Maître Péronilla is an opéra bouffe in three acts of 1878 with music by Jacques Offenbach. The French libretto was by the composer with Charles-Louis-Étienne Nuitter and Paul Ferrier.
The sub-title was La femme à deux maris; the working title during the preparation of the libretto and composition had been Frimouskino, which Offenbach had drafted in the late 1860s. Composed in Nice, Offenbach asked Nuitter and Ferrier to help him with the song lyrics as his regular collaborators, Meilhac and Halévy had distanced themselves in order to concentrate on other projects, including work with Lecocq.
Premiered at the Théâtre des Bouffes Parisiens, the piece was taken off after less than two months, and Le timbale d’argent returned to the Bouffes. Reflecting on his many previous successes, when the opera failed to run more than 50 performances, Offenbach wrote to Ludovic Halévy that ‘Offenbach’ was not to be found on the billboards for the 1878 Exhibition.
The work is one of several by Offenbach with Spanish connections: Pépito, La Duchesse d’Albe and Les bavards.

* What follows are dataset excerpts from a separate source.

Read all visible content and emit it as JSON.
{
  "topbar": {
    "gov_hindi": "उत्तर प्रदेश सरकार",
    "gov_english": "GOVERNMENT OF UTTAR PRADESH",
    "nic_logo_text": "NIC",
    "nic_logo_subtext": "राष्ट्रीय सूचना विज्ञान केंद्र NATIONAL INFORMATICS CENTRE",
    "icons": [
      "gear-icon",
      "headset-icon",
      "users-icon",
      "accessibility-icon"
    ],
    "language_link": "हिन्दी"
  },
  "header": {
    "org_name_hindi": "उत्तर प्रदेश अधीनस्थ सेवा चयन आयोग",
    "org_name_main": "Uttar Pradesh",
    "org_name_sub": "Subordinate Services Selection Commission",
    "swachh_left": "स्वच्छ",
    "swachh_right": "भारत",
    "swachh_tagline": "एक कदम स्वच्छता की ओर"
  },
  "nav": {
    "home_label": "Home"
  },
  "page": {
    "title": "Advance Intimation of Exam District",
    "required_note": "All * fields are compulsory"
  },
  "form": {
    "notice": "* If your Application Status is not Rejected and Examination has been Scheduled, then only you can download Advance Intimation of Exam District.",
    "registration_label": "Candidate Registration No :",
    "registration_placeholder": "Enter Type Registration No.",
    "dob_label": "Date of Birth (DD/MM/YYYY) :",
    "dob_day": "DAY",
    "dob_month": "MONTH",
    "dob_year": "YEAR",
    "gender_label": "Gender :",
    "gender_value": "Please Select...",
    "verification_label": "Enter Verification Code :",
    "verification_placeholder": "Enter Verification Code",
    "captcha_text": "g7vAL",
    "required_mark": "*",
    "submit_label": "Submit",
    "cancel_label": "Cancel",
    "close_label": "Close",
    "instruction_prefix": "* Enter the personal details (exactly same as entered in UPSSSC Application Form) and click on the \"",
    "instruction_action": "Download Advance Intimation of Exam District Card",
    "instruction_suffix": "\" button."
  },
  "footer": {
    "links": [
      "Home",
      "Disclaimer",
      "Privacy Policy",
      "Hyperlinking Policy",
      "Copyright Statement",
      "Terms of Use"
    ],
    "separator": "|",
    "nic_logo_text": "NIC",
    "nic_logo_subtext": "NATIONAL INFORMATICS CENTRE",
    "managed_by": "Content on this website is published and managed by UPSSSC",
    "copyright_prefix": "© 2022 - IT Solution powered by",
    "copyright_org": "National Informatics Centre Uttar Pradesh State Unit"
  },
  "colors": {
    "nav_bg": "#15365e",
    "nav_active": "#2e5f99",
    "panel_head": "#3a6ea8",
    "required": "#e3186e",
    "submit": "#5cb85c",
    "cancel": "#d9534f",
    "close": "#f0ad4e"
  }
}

The malagueña was inserted as an additional song for Fiorella in the Christmas Day revival of Les brigands at the Théâtre de la Gaîté in 1878.
Two lawsuits concerning the subject of the opera were brought - against Offenbach and after his death against the theatre manager Charles Comte - alleging that the subject matter had been plagiarized from a stage work by Oswald and Lévy.
The gardens of Péronilla
The daughter of Péronilla, the leading chocolate maker in Madrid, the young and beautiful Manoëla, is to be married to old Don Guardona, to the displeasure of Ripardos, a soldier, and Frimouskino, a notary’s clerk. Léona, the sister of Péronilla, has arranged the wedding in order to thwart the attentions of the handsome music master Alvarès. He, having been dismissed by Léona, returns to Péronilla’s house. The marriage contract has already been signed, but Ripardos and Frimouskino in the dim light of the chapel manage to get Alvarès, not Don Guardona into religious union with Manoëla – thus giving her two husbands.